Three days! and now I'm feeling that it's too soon. I don't know why but it feels soo wrong to start a relationship with lies and regret.

I'm here today trying to talk to Ishqi but couldn't rather than if it was something related to decoration. don't know what I'm scared of, might be it the guilt and regret of what I have done to her in the past months to her family. Also, I didn't get alone time with her since she came home, and now it was a perfect time as she was in the backyard helping and instructing the workers on the decoration of the stage. no one was there except the workers and me standing at a distance. Just when she turned back she noticed me.

"Aree Sakshi waha kyu khadi ho? Yaha aajo" She called me with a happy smile on her face which made me feel more guilty.

Plastering my fake smile cause I couldn't think about smiling genuinely, I walked towards her, "Kuch nahi bas aese hi sab dekh rahi thi ki tum aur kitna kaam karogi. Ishqi thodi der keliye toh rest karo yaha ham sab sambhal lenge" I hold her forearm and took her to the patio and made her sit beside me.

"Kartik ki Shaadi hai aur uski Shaadi mae mai aese hi baith ke sab kuch dekhti thodi rahungi" Her cheerful voice made me almost smile. Almost.

"Kartik ki hi Shadi nahi hai meri bhi hai, par tum toh sirf Kartik - Kartik hi kar rahi ho" I pouted playfully.

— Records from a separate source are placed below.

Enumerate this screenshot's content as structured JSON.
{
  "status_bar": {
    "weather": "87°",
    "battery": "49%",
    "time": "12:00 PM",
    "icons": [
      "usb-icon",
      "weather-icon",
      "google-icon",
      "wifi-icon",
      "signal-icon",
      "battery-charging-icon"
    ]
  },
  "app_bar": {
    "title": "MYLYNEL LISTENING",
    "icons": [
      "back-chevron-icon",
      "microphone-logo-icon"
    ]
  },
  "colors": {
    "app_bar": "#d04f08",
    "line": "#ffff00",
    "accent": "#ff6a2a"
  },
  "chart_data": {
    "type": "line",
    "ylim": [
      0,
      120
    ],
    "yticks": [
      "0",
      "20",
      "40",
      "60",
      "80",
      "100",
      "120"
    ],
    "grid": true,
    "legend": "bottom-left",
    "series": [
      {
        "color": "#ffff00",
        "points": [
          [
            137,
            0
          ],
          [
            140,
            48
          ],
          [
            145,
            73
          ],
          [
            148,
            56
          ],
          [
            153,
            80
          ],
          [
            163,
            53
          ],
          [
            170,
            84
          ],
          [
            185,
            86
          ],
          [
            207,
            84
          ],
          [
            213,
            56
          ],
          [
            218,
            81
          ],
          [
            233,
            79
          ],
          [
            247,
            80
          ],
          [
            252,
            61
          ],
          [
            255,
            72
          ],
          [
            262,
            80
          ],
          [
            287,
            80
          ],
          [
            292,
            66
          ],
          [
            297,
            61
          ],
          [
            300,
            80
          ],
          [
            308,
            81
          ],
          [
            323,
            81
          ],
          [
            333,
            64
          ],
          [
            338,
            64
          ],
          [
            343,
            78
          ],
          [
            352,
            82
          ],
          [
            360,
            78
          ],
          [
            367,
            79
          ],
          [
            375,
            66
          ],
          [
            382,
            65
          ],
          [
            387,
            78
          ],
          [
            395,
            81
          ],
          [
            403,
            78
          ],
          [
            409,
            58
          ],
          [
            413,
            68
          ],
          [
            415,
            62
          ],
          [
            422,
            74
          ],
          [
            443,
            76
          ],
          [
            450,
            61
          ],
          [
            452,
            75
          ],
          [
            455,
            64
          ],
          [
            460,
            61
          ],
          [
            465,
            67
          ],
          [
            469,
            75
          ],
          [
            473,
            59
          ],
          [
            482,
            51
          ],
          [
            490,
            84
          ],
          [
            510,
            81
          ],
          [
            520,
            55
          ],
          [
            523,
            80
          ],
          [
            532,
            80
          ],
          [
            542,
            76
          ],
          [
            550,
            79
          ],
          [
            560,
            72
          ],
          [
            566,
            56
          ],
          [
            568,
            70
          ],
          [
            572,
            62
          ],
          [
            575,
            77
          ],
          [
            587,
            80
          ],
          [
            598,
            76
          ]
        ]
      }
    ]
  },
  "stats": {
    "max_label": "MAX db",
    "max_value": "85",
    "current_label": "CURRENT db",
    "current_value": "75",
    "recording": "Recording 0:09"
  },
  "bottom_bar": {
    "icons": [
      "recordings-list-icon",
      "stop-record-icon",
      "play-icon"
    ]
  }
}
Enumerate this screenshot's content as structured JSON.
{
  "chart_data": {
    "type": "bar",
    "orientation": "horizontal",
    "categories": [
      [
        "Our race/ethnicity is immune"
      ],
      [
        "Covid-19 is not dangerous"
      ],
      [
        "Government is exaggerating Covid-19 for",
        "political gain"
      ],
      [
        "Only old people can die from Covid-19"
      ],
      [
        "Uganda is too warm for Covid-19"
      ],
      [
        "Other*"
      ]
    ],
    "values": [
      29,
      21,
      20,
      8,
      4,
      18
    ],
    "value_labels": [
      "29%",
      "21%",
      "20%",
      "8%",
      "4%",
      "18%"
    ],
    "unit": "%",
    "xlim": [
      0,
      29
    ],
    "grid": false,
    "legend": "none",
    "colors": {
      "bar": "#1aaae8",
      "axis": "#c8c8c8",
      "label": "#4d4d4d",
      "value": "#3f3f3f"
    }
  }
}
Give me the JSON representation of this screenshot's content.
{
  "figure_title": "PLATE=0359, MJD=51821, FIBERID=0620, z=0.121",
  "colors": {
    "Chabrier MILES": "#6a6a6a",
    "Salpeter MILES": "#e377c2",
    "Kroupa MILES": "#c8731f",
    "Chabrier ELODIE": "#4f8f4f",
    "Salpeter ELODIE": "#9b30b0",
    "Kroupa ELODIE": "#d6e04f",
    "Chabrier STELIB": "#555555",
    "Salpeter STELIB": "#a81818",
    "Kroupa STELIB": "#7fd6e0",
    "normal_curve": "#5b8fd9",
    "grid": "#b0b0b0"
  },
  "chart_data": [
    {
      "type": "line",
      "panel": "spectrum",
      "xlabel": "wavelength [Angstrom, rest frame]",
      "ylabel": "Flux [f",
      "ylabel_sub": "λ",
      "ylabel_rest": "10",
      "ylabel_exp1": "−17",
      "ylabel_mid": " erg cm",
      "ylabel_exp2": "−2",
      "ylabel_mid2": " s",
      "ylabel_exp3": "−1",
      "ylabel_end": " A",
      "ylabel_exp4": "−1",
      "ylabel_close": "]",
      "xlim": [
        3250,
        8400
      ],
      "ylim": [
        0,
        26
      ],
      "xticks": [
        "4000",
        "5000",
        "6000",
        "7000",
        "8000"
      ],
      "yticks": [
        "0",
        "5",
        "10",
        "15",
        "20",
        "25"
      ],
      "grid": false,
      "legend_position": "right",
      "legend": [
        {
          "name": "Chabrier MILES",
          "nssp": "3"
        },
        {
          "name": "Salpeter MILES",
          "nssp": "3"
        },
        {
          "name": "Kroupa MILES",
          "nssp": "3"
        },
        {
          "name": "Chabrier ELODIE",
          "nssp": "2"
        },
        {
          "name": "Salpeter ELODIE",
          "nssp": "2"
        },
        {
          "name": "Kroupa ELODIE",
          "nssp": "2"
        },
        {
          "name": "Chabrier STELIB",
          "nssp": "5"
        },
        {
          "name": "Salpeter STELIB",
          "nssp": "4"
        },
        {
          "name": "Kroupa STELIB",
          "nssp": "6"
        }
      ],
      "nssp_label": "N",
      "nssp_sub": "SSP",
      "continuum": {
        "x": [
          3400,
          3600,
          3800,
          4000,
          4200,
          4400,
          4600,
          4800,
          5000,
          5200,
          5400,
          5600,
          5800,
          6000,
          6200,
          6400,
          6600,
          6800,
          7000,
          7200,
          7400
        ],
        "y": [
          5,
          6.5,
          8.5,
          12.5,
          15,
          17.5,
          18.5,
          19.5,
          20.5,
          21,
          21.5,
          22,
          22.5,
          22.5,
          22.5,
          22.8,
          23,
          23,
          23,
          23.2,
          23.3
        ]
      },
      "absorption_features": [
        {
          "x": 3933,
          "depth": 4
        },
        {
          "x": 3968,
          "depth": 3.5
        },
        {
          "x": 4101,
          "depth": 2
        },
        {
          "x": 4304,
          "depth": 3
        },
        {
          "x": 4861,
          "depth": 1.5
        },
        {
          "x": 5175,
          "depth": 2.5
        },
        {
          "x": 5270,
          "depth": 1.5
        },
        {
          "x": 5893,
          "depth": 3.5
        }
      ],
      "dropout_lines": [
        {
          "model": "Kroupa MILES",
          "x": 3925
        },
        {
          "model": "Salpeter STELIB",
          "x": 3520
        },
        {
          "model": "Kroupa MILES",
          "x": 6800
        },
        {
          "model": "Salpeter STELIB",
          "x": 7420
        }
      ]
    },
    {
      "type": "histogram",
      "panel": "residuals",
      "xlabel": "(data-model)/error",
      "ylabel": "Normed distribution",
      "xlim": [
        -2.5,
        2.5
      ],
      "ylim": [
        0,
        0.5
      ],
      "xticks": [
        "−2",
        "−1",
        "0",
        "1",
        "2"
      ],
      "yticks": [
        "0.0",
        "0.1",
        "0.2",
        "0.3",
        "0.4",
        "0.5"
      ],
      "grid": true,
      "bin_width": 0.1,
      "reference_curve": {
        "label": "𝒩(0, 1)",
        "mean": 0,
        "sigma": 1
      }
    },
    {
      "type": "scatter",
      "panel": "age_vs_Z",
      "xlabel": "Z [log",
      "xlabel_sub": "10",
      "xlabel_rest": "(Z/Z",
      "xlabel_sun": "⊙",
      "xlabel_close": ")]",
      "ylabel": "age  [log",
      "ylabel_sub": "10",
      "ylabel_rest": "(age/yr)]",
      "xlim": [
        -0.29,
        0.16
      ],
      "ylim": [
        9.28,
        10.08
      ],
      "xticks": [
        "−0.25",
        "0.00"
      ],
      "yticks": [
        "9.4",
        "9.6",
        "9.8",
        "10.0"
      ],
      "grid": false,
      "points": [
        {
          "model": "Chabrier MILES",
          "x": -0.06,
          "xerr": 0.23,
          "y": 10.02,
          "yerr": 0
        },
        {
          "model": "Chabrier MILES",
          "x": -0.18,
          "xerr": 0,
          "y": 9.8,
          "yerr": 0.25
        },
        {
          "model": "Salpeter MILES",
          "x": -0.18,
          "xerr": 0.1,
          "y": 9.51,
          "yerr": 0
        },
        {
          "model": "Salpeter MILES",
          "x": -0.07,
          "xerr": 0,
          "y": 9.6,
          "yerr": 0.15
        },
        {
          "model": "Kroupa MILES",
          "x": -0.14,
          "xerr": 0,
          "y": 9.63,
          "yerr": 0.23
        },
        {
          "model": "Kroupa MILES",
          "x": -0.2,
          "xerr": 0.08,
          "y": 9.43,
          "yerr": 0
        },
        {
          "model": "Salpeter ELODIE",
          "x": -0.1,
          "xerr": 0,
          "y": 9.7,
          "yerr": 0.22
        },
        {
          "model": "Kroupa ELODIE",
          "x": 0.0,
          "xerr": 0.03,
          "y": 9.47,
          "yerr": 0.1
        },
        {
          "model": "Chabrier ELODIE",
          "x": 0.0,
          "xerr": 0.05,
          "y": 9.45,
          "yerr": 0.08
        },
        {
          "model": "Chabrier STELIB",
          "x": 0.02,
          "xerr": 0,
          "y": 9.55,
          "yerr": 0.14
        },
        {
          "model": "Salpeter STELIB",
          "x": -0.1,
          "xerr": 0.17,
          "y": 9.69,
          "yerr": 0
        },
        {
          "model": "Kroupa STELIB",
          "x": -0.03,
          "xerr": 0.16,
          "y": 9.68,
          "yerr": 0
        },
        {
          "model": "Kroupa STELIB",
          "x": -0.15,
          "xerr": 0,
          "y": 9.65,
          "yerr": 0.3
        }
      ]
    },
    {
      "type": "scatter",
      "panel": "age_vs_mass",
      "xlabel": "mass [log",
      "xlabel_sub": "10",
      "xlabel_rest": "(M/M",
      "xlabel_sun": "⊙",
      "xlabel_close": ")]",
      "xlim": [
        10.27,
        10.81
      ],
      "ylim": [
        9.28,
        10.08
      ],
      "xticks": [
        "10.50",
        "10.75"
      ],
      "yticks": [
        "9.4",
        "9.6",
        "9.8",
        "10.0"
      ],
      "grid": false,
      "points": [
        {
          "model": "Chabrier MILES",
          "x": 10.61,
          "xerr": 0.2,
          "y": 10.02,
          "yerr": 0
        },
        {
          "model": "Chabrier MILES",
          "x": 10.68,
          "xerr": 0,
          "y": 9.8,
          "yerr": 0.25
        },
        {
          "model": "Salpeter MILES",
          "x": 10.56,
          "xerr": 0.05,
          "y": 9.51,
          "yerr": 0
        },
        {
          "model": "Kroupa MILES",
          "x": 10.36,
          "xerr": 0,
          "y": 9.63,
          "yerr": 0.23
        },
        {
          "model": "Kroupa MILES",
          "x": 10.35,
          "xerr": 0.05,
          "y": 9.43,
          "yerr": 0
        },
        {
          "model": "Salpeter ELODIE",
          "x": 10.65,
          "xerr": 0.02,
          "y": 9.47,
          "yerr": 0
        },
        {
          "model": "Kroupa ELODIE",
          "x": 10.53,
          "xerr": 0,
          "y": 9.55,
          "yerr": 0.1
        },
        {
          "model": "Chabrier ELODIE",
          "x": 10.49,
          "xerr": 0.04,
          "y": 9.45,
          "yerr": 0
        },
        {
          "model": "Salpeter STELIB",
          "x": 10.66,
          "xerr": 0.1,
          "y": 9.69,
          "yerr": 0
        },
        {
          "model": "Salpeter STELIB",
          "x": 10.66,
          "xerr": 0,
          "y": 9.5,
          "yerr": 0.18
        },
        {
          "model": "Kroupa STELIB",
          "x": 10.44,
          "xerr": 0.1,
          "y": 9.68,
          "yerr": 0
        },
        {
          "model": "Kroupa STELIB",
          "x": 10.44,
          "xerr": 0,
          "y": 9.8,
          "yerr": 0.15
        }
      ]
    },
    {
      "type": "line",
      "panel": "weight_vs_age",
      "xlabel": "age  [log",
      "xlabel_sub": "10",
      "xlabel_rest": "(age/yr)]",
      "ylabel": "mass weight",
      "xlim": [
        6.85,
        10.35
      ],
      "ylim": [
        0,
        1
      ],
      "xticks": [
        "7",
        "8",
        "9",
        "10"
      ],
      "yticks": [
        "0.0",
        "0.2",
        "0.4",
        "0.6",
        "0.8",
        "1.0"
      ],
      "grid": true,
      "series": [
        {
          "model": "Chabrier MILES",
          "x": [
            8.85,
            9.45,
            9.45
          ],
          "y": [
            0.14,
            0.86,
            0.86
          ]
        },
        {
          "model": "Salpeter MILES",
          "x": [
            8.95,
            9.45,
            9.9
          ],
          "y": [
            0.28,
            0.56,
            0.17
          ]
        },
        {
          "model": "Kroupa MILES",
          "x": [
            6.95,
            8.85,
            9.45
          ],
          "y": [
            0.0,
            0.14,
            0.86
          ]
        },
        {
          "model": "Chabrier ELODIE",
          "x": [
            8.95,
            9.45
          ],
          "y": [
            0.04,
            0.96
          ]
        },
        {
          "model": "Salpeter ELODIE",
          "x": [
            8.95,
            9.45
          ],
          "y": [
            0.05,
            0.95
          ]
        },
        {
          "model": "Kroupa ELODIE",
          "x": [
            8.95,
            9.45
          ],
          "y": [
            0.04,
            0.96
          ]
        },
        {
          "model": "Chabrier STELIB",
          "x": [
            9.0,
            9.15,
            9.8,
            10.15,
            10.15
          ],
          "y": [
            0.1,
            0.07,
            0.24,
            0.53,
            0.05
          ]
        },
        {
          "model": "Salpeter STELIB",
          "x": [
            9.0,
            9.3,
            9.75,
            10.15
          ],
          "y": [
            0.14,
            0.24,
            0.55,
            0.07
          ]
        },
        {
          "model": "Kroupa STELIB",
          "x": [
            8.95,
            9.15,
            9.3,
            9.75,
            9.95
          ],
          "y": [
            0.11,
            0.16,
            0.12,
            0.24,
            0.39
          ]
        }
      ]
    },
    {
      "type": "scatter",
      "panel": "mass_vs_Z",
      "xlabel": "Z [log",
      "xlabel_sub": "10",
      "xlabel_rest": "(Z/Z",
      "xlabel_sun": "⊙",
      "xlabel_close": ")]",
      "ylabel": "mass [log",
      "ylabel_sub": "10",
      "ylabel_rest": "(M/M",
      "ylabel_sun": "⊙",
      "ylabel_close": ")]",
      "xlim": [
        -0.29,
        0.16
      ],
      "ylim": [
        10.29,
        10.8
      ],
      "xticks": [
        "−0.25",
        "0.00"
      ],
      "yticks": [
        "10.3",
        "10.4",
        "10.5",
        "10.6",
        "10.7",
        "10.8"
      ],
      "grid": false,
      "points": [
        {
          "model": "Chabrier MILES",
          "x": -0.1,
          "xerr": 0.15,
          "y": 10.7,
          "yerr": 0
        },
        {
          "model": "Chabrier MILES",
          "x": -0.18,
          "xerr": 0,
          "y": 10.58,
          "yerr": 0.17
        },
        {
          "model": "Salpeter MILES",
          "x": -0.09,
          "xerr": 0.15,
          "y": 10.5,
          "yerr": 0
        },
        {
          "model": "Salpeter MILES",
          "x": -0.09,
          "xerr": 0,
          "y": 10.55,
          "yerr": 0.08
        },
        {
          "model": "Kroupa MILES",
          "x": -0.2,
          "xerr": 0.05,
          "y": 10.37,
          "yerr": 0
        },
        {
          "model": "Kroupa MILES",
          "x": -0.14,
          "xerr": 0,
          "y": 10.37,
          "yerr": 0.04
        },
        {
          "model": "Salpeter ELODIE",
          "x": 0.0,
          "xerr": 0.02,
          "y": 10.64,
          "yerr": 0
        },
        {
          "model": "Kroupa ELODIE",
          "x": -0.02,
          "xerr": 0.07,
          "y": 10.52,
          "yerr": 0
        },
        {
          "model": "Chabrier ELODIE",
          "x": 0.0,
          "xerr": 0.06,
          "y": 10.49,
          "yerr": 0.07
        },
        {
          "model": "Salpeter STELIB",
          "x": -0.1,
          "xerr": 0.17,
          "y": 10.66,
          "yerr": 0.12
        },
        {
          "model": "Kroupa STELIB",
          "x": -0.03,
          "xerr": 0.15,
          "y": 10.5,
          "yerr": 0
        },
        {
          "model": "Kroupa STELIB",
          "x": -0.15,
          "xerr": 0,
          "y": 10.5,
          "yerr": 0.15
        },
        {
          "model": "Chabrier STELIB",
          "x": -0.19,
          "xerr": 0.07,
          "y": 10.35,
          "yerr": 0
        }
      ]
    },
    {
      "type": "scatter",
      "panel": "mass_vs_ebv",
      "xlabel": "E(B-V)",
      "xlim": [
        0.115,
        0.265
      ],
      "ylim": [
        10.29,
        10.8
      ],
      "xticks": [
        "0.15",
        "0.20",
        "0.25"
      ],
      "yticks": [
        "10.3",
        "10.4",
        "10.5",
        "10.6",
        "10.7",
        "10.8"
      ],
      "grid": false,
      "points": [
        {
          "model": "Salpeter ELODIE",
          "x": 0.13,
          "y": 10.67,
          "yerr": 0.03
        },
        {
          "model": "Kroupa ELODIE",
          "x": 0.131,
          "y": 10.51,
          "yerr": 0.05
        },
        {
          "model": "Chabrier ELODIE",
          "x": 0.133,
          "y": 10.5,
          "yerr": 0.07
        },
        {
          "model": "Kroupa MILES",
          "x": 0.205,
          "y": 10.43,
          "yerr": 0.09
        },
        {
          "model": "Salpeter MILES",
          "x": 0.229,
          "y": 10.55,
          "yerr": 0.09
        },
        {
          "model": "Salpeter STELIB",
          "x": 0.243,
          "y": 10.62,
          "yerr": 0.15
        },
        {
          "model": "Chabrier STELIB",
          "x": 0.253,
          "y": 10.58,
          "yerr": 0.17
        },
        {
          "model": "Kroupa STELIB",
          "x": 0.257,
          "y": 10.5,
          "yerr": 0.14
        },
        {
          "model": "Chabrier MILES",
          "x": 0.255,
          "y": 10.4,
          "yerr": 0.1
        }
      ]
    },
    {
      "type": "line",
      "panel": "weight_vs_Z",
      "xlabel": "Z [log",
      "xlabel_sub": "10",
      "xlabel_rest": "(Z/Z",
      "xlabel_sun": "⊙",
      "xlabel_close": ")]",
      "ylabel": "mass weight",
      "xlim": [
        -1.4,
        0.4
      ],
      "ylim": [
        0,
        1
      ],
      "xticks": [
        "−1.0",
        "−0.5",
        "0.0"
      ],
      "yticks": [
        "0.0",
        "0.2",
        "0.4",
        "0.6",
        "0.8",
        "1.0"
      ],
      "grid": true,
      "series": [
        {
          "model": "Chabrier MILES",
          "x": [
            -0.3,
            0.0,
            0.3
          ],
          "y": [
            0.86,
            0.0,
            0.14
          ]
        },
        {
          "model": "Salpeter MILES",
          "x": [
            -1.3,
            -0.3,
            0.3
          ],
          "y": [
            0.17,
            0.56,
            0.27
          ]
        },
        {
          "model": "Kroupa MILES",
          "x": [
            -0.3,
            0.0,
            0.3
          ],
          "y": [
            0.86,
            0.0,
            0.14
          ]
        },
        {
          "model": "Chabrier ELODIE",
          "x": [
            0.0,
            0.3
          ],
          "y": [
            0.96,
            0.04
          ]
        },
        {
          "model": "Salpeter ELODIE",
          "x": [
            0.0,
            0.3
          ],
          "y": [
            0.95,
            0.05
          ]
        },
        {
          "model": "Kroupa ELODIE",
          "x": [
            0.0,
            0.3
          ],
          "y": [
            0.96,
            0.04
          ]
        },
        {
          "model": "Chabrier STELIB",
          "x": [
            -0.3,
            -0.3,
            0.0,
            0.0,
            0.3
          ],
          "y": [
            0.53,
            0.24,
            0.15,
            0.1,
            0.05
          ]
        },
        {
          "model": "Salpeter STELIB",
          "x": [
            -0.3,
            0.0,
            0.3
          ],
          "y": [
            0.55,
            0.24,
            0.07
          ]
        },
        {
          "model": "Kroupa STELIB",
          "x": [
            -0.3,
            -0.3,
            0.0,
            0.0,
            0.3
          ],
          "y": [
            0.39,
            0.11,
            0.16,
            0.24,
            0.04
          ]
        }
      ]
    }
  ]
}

"Aesi baat nahi hai Sakshi mai tum dono keliye khush hu, tum samajh nahi rahi ho agar Kartik nahi hota toh mai aur Ahaan kabhi ek nahi hote. Usne jo mere liye kiya hai na voh aaj tak kisi ne hi nahi kiya. AVM ne bhi nahi kyuki uski wajha se I toh AVM meri Zindagi mai hai" She smiled faintly looking down at our hands that I didn't realise we were still holding.

"Mujhe pata hai, mai toh sirf mazak kar rahi thi tumne toh seriously le liya" I squeezed her hands in ensure and smiled to which she returned me with hers.

"Mujhe bhi pata hai Sakshi! mai toh bas tumhe bata rahi thi. Kartik ne hamare liye, mere liye bohot kuch kiya hai, who toh ek alag hi insan hai apne hi duniya mai bas sabko apne bematlab aur faltu jokes se khush karne mai tula hua hai" She laughed making me smile lightly."Khete hai jo sabse zyada hasta hai aur dusro ko hasata hai wahi sabse zyada hurt hota hai, bas tumhe yahi bolna chahti hu ki tum please kabhi bhi Kartik ka dill mat todna."Her last line was like an arrow in my heart, making me die drowining in the ocean of guilt.